Esta configuração não está imune a críticas, as quais atacam a constitucionalidade do instituto frente aos princípios da legalidade, separação de poderes e soberania popular. Parte da doutrina rebate, afirmando que a concepção clássica dos dois primeiros princípios citados deve ser relativizada, ademais as agências reguladoras possuem expressa previsão constitucional (artigos 21, XI; 37, XIX e 177, § 2º, III da Constituição Federal) e intensificam o sistema de freios e contrapesos, próprio da separação de poderes, ao se submeterem aos controles judicial e legislativo.

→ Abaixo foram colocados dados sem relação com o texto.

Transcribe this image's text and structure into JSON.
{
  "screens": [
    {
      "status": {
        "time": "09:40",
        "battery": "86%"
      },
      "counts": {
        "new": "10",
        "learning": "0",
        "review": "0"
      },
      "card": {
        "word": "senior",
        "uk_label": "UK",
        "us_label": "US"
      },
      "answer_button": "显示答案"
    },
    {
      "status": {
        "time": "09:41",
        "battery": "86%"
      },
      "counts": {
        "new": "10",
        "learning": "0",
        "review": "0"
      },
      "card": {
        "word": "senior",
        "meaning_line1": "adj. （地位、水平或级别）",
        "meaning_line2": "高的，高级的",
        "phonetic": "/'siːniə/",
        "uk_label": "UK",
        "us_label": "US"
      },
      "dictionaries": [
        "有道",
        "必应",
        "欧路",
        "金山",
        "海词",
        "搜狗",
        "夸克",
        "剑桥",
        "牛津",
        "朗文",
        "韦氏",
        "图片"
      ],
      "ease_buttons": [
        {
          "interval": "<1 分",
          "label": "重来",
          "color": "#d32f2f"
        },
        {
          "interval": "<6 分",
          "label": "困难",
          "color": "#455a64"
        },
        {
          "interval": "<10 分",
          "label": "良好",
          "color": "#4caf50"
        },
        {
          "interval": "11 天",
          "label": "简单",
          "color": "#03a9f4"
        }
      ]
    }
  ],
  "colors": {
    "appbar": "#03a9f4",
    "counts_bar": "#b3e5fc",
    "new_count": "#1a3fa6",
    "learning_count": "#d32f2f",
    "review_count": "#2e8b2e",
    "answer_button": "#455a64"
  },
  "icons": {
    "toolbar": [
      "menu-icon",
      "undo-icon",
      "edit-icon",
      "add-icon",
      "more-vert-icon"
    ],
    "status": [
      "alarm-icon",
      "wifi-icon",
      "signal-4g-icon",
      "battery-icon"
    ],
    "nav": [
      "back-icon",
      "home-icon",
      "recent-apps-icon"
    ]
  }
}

A crítica do déficit democrático imputado a atual configuração das agências é bastante válida, contudo a crise da falta de legitimidade é fenômeno que abrange a totalidade da Administração Pública. O princípio da soberania popular não pressupõe uma Democracia meramente representativa. É essencial o reconhecimento do direito fundamental à participação popular, concretizando-o através da adoção de mecanismos que possibilitem a intervenção cidadã.

Para cumprir esta tarefa, as leis instituidoras, regulamentos e resoluções das agências reguladoras independentes; em consonância com o artigo 37, § 2º da CF/88 e artigos 31 e 32 da Lei nº 9.784/99, já preveem audiências públicas, consultas, ouvidorias, conselhos consultivos e convênios como instrumentos viabilizadores da participação popular.

Todavia, uma Democracia participativa exige mais. Esses mecanismos não podem ser somente previstos de forma facultativa, pois, destarte, não constituem elemento de validade do processo, impedindo o controle, quando desrespeitados.

Nesta senda, salta aos olhos a importância da aprovação do Projeto de Lei nº 3.337/2004. Este prevê que os instrumentos de participação popular sejam inseridos, de forma obrigatória, nos processos administrativos regulatórios das agências. Desta feita, qualquer ato decisório ou normativo que reflita interesse dos regulados, consumidores ou usuários de serviço público será precedido do diálogo entre sociedade e Administração Pública, visando a encontrar a melhor solução regulatória para o setor em questão.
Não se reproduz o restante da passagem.